Two Little Shadows
There are days when I can’t even take a shower—let alone go to the bathroom—without being followed. My kids, now eight and four, are getting older, and occasionally I’m granted a quiet moment to myself. But that’s only on the excellent days. Most of the time, even when their dad is home, they still need to know exactly where I am and what I’m doing at all times. Privacy? What’s that?
I love my kids more than anything in this world, but I’d be lying if I said I didn’t sometimes feel suffocated. I often joke that I have two little shadows who follow me everywhere—but it’s not always a joke. Some days, I just want one day to breathe, to not feel like I’m being pulled in ten directions at once.

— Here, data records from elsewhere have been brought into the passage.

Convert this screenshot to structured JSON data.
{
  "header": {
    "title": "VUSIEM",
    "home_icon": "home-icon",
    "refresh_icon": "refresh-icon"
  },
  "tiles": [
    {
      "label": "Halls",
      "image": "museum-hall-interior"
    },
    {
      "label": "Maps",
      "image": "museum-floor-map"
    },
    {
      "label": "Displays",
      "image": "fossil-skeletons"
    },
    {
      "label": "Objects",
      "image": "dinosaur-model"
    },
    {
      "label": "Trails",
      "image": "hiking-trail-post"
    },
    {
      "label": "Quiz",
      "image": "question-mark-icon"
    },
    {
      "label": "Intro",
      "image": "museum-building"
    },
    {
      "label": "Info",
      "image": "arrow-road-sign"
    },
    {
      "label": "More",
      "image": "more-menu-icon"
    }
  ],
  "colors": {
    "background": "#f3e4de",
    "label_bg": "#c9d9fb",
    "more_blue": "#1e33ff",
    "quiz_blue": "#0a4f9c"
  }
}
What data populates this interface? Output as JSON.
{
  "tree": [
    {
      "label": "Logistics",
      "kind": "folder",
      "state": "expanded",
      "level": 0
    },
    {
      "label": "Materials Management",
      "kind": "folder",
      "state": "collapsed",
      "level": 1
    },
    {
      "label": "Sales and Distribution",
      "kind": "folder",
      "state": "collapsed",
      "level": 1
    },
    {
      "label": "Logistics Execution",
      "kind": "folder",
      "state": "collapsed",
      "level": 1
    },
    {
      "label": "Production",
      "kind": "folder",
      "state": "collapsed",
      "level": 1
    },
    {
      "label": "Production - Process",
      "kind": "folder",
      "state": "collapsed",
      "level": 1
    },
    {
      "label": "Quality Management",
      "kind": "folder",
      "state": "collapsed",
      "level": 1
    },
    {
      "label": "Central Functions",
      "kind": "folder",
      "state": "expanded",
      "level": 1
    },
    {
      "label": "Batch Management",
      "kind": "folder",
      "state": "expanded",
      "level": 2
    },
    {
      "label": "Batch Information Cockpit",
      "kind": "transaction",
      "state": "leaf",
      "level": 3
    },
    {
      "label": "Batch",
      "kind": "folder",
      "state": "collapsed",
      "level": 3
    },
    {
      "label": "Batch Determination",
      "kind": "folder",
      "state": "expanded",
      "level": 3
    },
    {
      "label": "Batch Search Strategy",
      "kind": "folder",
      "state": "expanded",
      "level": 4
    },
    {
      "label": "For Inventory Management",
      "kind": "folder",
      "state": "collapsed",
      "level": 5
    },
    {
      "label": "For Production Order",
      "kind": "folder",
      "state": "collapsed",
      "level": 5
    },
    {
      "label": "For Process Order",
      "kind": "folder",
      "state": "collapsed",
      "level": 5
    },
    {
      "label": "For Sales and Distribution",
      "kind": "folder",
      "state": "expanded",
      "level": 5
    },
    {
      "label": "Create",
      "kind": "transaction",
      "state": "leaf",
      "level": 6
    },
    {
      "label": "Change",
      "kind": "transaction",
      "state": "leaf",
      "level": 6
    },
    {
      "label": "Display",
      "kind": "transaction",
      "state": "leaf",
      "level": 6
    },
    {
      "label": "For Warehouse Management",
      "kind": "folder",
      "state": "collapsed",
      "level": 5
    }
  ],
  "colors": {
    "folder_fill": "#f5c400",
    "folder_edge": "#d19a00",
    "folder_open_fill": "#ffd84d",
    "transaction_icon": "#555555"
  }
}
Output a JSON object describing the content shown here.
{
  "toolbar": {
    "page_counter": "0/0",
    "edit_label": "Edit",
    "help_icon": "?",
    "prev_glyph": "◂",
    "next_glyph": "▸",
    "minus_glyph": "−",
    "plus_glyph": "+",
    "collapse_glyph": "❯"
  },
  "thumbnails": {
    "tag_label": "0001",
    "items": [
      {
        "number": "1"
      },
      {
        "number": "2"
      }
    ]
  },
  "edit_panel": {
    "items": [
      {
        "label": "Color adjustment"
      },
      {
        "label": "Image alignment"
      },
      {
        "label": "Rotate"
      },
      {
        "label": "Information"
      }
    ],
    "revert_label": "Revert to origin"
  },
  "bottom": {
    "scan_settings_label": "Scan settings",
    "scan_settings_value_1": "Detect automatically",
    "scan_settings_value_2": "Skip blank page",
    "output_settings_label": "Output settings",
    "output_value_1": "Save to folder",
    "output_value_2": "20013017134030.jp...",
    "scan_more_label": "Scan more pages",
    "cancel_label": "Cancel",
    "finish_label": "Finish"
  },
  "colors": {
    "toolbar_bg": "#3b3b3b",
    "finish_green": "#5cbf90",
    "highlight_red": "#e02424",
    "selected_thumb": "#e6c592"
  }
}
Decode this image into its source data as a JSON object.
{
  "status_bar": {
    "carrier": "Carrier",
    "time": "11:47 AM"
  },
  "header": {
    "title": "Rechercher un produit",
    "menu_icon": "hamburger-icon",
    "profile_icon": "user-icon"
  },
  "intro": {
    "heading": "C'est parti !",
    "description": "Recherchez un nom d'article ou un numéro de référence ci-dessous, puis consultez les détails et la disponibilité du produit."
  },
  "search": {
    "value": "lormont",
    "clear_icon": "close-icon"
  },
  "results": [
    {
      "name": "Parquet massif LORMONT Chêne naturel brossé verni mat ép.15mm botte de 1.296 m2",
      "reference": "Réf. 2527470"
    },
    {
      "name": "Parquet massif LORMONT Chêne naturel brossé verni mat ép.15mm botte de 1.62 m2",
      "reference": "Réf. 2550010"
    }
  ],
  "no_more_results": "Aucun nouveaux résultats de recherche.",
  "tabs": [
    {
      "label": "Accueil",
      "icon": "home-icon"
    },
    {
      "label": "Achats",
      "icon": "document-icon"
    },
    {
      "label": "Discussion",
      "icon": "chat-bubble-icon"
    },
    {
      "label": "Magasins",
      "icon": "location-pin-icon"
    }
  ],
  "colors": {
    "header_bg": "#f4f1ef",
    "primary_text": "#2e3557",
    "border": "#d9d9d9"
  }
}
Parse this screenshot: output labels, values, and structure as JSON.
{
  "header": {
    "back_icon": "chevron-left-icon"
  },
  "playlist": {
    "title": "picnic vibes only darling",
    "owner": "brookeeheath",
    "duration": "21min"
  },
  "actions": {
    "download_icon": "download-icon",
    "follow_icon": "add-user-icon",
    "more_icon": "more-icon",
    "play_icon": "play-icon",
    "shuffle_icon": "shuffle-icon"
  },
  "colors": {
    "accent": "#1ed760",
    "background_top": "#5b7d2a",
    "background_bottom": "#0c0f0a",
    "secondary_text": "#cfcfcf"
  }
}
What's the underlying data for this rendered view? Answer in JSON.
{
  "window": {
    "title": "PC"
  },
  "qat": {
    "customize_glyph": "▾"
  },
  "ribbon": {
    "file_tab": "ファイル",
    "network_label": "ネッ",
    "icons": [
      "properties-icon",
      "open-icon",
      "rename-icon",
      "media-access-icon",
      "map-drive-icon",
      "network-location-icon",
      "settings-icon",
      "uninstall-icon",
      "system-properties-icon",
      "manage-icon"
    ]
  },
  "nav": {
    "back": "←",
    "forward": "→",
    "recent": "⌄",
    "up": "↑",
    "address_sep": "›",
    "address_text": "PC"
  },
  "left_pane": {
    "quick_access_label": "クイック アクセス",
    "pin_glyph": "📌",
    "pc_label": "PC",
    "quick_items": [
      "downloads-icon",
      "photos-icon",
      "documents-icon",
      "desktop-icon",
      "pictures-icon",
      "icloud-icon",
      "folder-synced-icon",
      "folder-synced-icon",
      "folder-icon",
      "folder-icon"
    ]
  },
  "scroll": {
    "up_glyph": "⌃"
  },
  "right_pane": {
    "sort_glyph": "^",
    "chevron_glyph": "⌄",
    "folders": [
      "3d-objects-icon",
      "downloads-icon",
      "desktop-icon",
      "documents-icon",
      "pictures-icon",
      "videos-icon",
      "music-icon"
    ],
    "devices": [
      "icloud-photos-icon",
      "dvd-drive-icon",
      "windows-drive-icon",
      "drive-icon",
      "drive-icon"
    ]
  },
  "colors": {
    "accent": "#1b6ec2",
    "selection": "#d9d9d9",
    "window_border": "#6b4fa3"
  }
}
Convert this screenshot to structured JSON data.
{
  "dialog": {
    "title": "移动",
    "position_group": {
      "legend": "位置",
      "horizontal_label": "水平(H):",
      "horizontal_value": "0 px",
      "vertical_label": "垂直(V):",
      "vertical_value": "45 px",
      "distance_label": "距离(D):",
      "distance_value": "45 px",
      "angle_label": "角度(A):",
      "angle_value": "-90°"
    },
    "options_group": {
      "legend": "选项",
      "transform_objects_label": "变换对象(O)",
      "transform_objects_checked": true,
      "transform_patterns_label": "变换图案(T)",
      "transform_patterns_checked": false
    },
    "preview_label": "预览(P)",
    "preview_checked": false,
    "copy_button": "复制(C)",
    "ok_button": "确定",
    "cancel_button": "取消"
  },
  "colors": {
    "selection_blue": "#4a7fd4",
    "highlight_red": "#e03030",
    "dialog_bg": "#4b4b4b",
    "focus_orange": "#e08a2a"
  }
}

And yet, when they’re not home—off at school or out having fun with family or friends—I miss them like crazy. The house is quieter, sure, but also a little emptier. Because no matter where they are, I’m still their mom. I’m a mother 24 hours a day, 7 days a week—even in the silence.
Lately, I’ve found myself asking: Who am I, really? As much as I crave an identity outside of being a wife and mother, I’ve also come to accept that this is who I am. The day I found out I was pregnant was the day I stepped into this role, and I haven’t looked back. Being a mom is the most important label I could give myself—and the one I wear with the most pride.
That doesn’t mean it’s always easy. There are moments I think about the person I used to be—the version of me before diapers, nap schedules, and sticky fingerprints on every surface. I miss her sometimes. I miss the simplicity and spontaneity of those earlier years. But would I trade this life for that one? Not a chance.
Motherhood is messy, loud, chaotic, and all-consuming. But it’s also the most beautiful, grounding, love-filled thing I’ve ever known.
So for now, I’ll take the two shadows and the bathroom interruptions. I’ll hold space for the woman I used to be, even while embracing the woman I’ve become.
Because at the end of the day, this is the life I chose—and it’s the one I love.